Di era media sosial, latihan itu justru makin dibutuhkan. Tidak sembarang membagikan informasi, tidak sembarang percaya, dan tidak mudah terprovokasi oleh konten negatif. Di sinilah will to power mengalami ujian baru: apakah kita yang menguasai informasi, atau informasi yang menguasai kita.

Bila kita yang menguasai informasi, maka selalu ada verifikasi. Berpikir ala saintis: menguji setiap informasi meski informasi itu tampak ilmiah. Proses ini tidak merugikan, justru melindungi. Bahkan air yang kita minum harus melewati beberapa proses sebelum aman dikonsumsi. Kopi sebelum sampai ke meja harus diproses tahap demi tahap.

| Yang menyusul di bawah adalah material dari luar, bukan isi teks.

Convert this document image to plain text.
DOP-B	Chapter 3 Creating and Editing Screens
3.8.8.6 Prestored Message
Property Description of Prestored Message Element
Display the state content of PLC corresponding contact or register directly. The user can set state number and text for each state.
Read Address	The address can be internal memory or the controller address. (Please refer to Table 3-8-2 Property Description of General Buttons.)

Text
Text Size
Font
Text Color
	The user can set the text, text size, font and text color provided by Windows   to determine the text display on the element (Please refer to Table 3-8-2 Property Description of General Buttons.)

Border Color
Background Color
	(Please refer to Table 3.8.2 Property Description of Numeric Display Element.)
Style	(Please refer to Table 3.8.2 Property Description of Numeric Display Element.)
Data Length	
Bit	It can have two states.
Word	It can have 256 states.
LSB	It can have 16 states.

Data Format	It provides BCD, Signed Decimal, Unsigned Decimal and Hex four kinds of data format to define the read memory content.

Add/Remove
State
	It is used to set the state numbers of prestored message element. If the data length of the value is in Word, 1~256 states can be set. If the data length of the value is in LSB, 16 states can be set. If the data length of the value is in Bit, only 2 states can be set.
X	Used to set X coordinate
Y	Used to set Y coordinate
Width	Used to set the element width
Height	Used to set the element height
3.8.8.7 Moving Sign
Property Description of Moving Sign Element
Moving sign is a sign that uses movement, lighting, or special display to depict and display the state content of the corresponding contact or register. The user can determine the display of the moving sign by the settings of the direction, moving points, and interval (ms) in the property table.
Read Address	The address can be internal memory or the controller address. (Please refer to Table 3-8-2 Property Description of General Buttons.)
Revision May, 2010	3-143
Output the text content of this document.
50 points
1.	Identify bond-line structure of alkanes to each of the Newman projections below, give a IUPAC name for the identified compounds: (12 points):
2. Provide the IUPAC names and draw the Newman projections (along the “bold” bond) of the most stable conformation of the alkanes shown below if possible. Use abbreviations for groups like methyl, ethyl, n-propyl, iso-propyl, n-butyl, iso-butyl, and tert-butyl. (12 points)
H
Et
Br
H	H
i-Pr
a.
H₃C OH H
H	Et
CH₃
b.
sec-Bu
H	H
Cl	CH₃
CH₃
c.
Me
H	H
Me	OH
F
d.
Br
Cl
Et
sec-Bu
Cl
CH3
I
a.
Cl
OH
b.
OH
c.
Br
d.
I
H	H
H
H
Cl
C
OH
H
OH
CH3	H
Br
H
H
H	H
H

Kini informasi hadir lebih cepat dari hembusan napas kita. Maka kemampuan berpikir dan memverifikasi harus lebih kuat dari sebelumnya. Dengan demikian, kita mampu menguasai informasi, bukan dikuasai informasi sampai menyebarkan kekeliruan. Berlatihlah menguasai diri sehingga menguasai segala yang di luar diri. Ciptakan nilai baru sehingga hidup lebih bernilai. Karena yang bernilai selalu dicari, di mana pun itu. Selamat ngopi.